[2.6] neşeli, kırılgan ve çatlak

1K 110 151
                                    

the rembrandts -
i'll be there for you



"Ee Stiles? Duyduğuma göre lakros takımında oynuyormuşsun. Kaç birinciliğiniz var?"

Gülümsemeye çalışarak "Tam olarak emin değilim," diye mırıldandım. Gerginlikten sesim çatlamak üzereydi. "Bunu Koç'a soracağım." Alnımda biriken terleri görüp görmediklerini merak ettim.

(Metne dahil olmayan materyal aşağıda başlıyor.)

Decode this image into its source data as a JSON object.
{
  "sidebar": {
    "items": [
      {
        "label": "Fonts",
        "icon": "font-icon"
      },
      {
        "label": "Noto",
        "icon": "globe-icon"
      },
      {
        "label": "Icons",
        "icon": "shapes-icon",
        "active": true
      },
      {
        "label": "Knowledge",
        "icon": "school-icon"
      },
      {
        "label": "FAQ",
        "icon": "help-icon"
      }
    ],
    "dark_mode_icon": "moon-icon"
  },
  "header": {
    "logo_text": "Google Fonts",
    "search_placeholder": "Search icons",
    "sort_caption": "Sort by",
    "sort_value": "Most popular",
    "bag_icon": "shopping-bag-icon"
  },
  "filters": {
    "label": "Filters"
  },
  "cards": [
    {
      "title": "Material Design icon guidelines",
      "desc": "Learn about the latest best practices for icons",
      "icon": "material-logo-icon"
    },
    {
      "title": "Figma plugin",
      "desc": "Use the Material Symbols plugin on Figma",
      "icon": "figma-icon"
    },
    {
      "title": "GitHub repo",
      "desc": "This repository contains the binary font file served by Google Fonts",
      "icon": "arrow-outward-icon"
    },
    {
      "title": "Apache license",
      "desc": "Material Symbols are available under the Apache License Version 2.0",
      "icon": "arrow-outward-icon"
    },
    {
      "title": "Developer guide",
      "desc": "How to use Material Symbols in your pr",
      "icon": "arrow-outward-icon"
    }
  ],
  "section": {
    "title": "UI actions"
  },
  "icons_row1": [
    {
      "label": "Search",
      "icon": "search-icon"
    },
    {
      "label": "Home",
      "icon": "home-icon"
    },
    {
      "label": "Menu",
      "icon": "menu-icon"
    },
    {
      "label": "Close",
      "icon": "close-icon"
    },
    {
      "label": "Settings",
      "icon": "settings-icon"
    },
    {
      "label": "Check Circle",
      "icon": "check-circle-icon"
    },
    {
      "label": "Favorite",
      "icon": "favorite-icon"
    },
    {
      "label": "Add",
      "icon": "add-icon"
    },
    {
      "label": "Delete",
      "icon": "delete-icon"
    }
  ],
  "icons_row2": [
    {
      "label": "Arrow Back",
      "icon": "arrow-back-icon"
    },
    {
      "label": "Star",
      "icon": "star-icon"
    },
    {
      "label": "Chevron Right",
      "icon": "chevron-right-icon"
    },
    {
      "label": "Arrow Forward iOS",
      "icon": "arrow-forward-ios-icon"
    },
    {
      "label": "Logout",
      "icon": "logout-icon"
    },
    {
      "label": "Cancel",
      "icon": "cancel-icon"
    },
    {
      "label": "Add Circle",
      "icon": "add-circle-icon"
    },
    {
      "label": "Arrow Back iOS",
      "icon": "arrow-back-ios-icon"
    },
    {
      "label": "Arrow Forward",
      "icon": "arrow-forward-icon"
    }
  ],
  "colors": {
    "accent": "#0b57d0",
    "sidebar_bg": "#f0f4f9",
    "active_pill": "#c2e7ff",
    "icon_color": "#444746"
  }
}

Özellikle de Laura Hale dudaklarını büküp "Ne büyük hayalkırıklığı ama," diye homurdandığında. "Benim mükemmel kardeşimin seçtiği adamın daha afilli olacağını ummuştum. Gerçi bir adam seçmesi bile başlı başına saçmalık ya..."

Talia Hale ona uyarıcı bakışlar atmak yerine dümdüz bir şekilde "Kes sesini Laura," diye çıkıştı. "Stiles'ı huzursuz etmeye çalıştığını hepimiz biliyoruz. Çocukla uğraşmaya son ver ve git bak bakalım Derek nerede kaldı." Laura onu ikiletmeden sırıtarak odadan çıktı. Bayan Hale minnettar gözlerle baktığımı fark ettiyse de görmezden gelerek ayağa kalkıp mutfağa gitti. Geri geldiğinde önüme bir tabak kek koymuştu. Yememi işaret ederek sandalyesine geri yerleşirken keklere uzandım. Tam o sırada salondan geçmekte olan Cora gerisin geri geldi ve kolumu yarı yolda durdurdu. "Hayatının en büyük hatasını yapmadan önce durmanı tavsiye ediyorum."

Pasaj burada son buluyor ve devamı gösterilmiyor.